- За что вы все меня так не любите! - закричала Сорока, - Что я вам плохого сделала?! Я старалась! На общее благо! Но это последняя капля! Я прекращаю...
- Вот это правильно, вот мы и прекратим сейчас, - сказал Ном, вынул из кармана рогатку, вставил в резинку СЛОВО и пульнул в Сороку. Она завертелась, закрутилась и вместо неё на ветке осталась цифра сорок и буква А. Ноль, неуклюже покачавшись из стороны в сторону, сразу свалился в траву, а четвёрка, зацепившись ножкой за тонкую веточку, немного повисела-повисела, да и полетела вниз.
-Ааа-а, - сказала буква А, на ходу разваливаясь на три палочки, которые потом подобрал домовёнок и спрятал в свою корзину.

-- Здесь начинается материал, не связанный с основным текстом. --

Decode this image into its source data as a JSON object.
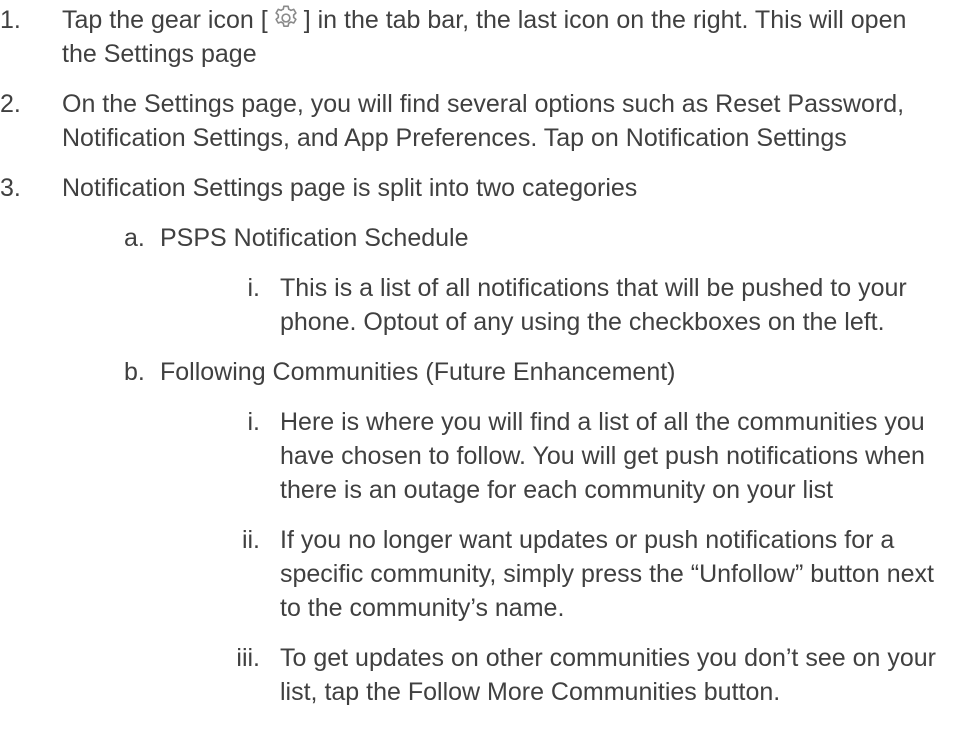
{
  "steps": [
    {
      "marker": "1.",
      "text_before_icon": "Tap the gear icon [",
      "icon": "gear-icon",
      "text_after_icon": "] in the tab bar, the last icon on the right. This will open the Settings page"
    },
    {
      "marker": "2.",
      "text": "On the Settings page, you will find several options such as Reset Password, Notification Settings, and App Preferences. Tap on Notification Settings"
    },
    {
      "marker": "3.",
      "text": "Notification Settings page is split into two categories",
      "sub": [
        {
          "marker": "a.",
          "text": "PSPS Notification Schedule",
          "sub": [
            {
              "marker": "i.",
              "text": "This is a list of all notifications that will be pushed to your phone. Optout of any using the checkboxes on the left."
            }
          ]
        },
        {
          "marker": "b.",
          "text": "Following Communities (Future Enhancement)",
          "sub": [
            {
              "marker": "i.",
              "text": "Here is where you will find a list of all the communities you have chosen to follow. You will get push notifications when there is an outage for each community on your list"
            },
            {
              "marker": "ii.",
              "text": "If you no longer want updates or push notifications for a specific community, simply press the “Unfollow” button next to the community’s name."
            },
            {
              "marker": "iii.",
              "text": "To get updates on other communities you don’t see on your list, tap the Follow More Communities button."
            }
          ]
        }
      ]
    }
  ],
  "colors": {
    "text": "#404040",
    "icon_stroke": "#8a8a8a"
  }
}
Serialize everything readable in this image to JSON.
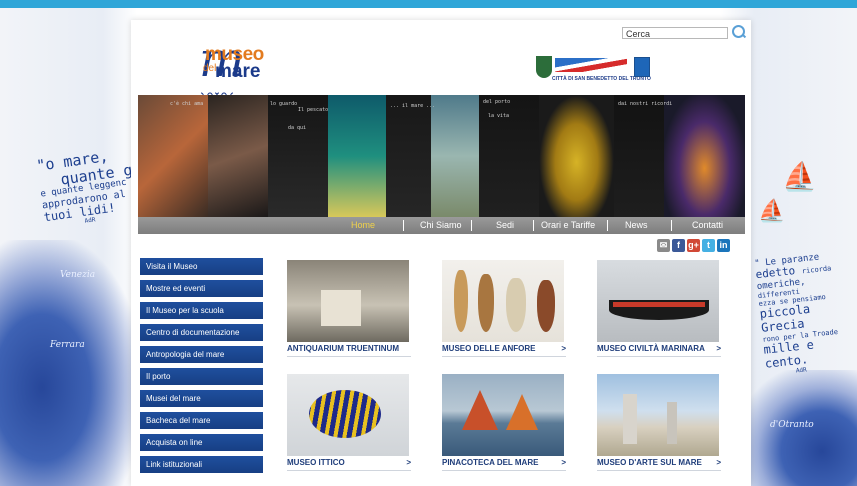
{
  "left_poem": {
    "l1": "\"o mare,",
    "l2": "quante ge",
    "l3": "e quante leggenc",
    "l4": "approdarono al",
    "l5": "tuoi lidi!",
    "author": "AdR"
  },
  "right_poem": {
    "r1": "\" Le paranze",
    "r2": "edetto",
    "r2b": "ricorda",
    "r3": "omeriche,",
    "r4": "differenti",
    "r5": "ezza se pensiamo",
    "r6": "piccola Grecia",
    "r7": "rono per la Troade",
    "r8": "mille e cento.",
    "author": "AdR"
  },
  "map_labels": {
    "venezia": "Venezia",
    "ferrara": "Ferrara",
    "otranto": "d'Otranto"
  },
  "logo": {
    "big_m": "m",
    "museo": "museo",
    "del": "del",
    "mare": "mare"
  },
  "header": {
    "search_placeholder": "Cerca",
    "city_caption": "CITTÀ DI SAN BENEDETTO DEL TRONTO"
  },
  "hero_texts": [
    "c'è chi ama",
    "lo guardo",
    "da qui",
    "Il pescato",
    "... il mare ...",
    "del porto",
    "la vita",
    "dai nostri ricordi"
  ],
  "nav": {
    "items": [
      {
        "label": "Home",
        "active": true
      },
      {
        "label": "Chi Siamo",
        "active": false
      },
      {
        "label": "Sedi",
        "active": false
      },
      {
        "label": "Orari e Tariffe",
        "active": false
      },
      {
        "label": "News",
        "active": false
      },
      {
        "label": "Contatti",
        "active": false
      }
    ]
  },
  "social": [
    {
      "name": "email",
      "glyph": "✉",
      "color": "#8a8a8a"
    },
    {
      "name": "facebook",
      "glyph": "f",
      "color": "#3b5998"
    },
    {
      "name": "googleplus",
      "glyph": "g+",
      "color": "#d14836"
    },
    {
      "name": "twitter",
      "glyph": "t",
      "color": "#45b0e3"
    },
    {
      "name": "linkedin",
      "glyph": "in",
      "color": "#1b75bb"
    }
  ],
  "side_menu": [
    "Visita il Museo",
    "Mostre ed eventi",
    "Il Museo per la scuola",
    "Centro di documentazione",
    "Antropologia del mare",
    "Il porto",
    "Musei del mare",
    "Bacheca del mare",
    "Acquista on line",
    "Link istituzionali"
  ],
  "cards": [
    {
      "label": "ANTIQUARIUM TRUENTINUM",
      "arrow": ""
    },
    {
      "label": "MUSEO DELLE ANFORE",
      "arrow": ">"
    },
    {
      "label": "MUSEO CIVILTÀ MARINARA",
      "arrow": ">"
    },
    {
      "label": "MUSEO ITTICO",
      "arrow": ">"
    },
    {
      "label": "PINACOTECA DEL MARE",
      "arrow": ">"
    },
    {
      "label": "MUSEO D'ARTE SUL MARE",
      "arrow": ">"
    }
  ]
}
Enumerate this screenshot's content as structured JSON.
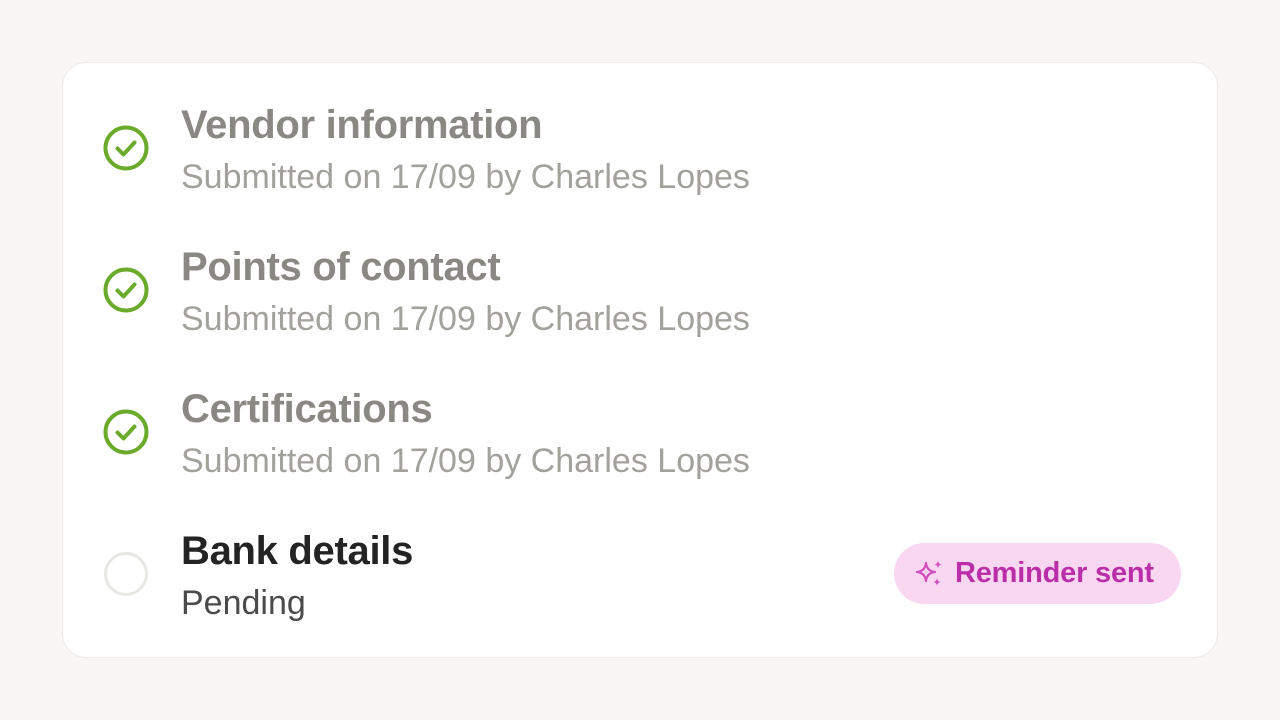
{
  "checklist": {
    "items": [
      {
        "title": "Vendor information",
        "subtitle": "Submitted on 17/09 by Charles Lopes",
        "status": "complete",
        "status_icon": "check-circle-icon"
      },
      {
        "title": "Points of contact",
        "subtitle": "Submitted on 17/09 by Charles Lopes",
        "status": "complete",
        "status_icon": "check-circle-icon"
      },
      {
        "title": "Certifications",
        "subtitle": "Submitted on 17/09 by Charles Lopes",
        "status": "complete",
        "status_icon": "check-circle-icon"
      },
      {
        "title": "Bank details",
        "subtitle": "Pending",
        "status": "pending",
        "status_icon": "empty-circle-icon",
        "badge": {
          "label": "Reminder sent",
          "icon": "sparkles-icon"
        }
      }
    ]
  },
  "colors": {
    "complete_green": "#6aab2b",
    "pending_circle": "#e8e7e4",
    "badge_background": "#fad7f1",
    "badge_text": "#bb2ea9",
    "page_background": "#f8f7f5"
  }
}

- Иди, дочка, собирай инвентарь, - вздохнул Ном, со смутными чувствами глядя на то, что осталось от Сороки, - с поганой-то овцы, хоть шерсти клок.
- Хорошо, что Сорока не превратилась в сорок букв А, - сказала Бруха, - а то столько дров наломалось бы, складывать некуда.
Она нашла в траве небольшое овальное зеркальце и стул с короткими ножками и высокой спинкой. «Стул как раз для Чуди, - подумала она, - а зеркальце заберу себе». Ей было немного жаль Сороку, но теперь она могла не бояться за судьбу домовёнка.
31.
Бруха усадила Чудь на «сорокино седловище», как она назвала стул, доставшийся в наследство от Сороки, и которому нашлось местечко рядом с её тюфячком, и начала урок.
- Я хочу спать! - сказала она медленно проговаривая слова. - Повтори: я хочу спать!
- Не спать! - сказал Чудь и посмотрел на Бруху исподлобья.
Бруха поняла свою ошибку.
- Хорошо, скажи: я не хочу спать!
- Я не спать, - повеселел Чудь.
- Ты не сказал: хочу! - поправила его Бруха.
- Хочу! - сказал Чудь. - Хочу! Хочу! Хочу! - затараторил он.
- Ага, сказала она, - а теперь… я не хочу спать!
- Я не спать! - заявил Чудь и заёрзал на стуле. - Я играть!
- Но мы же занимаемся, а ты не стараешься, поэтому играть будешь потом, - сказала Бруха нравоучительно.
Огромные глаза Чуди стали наливаться слезами, он закрыл их ручками и пушистые плечики начали вздрагивать.
- Ладно, не реви, - тихо сказала Бруха, понимая, что сейчас заревёт сама. - Иди, играй.
Чудь тут же соскочил со стула и понёсся на улицу. Там у него была интереснейшая игра в жёлуди, которой он мог заниматься с утра до ночи. Но на его пути неожиданно возникла Микра. Чудь заулыбался во весь рот и потянул к ней ручки. Микра подхватила его и посадила на сгиб локтя.
- Привет, Микра! - сказала Бруха,- рада тебя видеть!
Змейка ревности шевельнулась у неё в груди, но она решительно её придушила и приветливо улыбнулась.
- Он любит тебя больше всех, - сказала она, наблюдая, как Чудь сосредоточенно перебирает пальцами складки микриного платка и не спешит к желудям.
- Я же… в некотором роде… вынула его на… этот свет, - сказала Микра в своей обычной задумчивой манере. - Ты не бойся… , девочка моя, я не буду его… отнимать. Я стану ему… тётушкой.
«Тогда, - подумал Голос, невольно прислушиваясь к них беседе, - я, в некотором роде, его мать?» От этой мысли он чуть было, в прямом смысле, не упал с дуба или, вернее, дуб его сознания перевернулся вверх корнями. «Вот так живёшь-живёшь, и всё идёт своим чередом, и вдруг такое! Мать! Я никогда не размышлял в этом направлении». И он ушёл глубоко внутрь себя.
Брухе стало стыдно за свои мысли, и она перевела разговор на другое.
- Посмотри, у нас взошла сливовая роща, - показала Бруха на прутики, щетинящиеся вокруг лужайки.
- Ты называешь это рощей? - Микра выкатила голубые глаза и принялась всматриваться в то место, на которое указывала Бруха. Потом подошла ближе и, опустив домовёнка на землю, оттянула и подёргала пальцем тонкий стебелёк, словно упругую струну.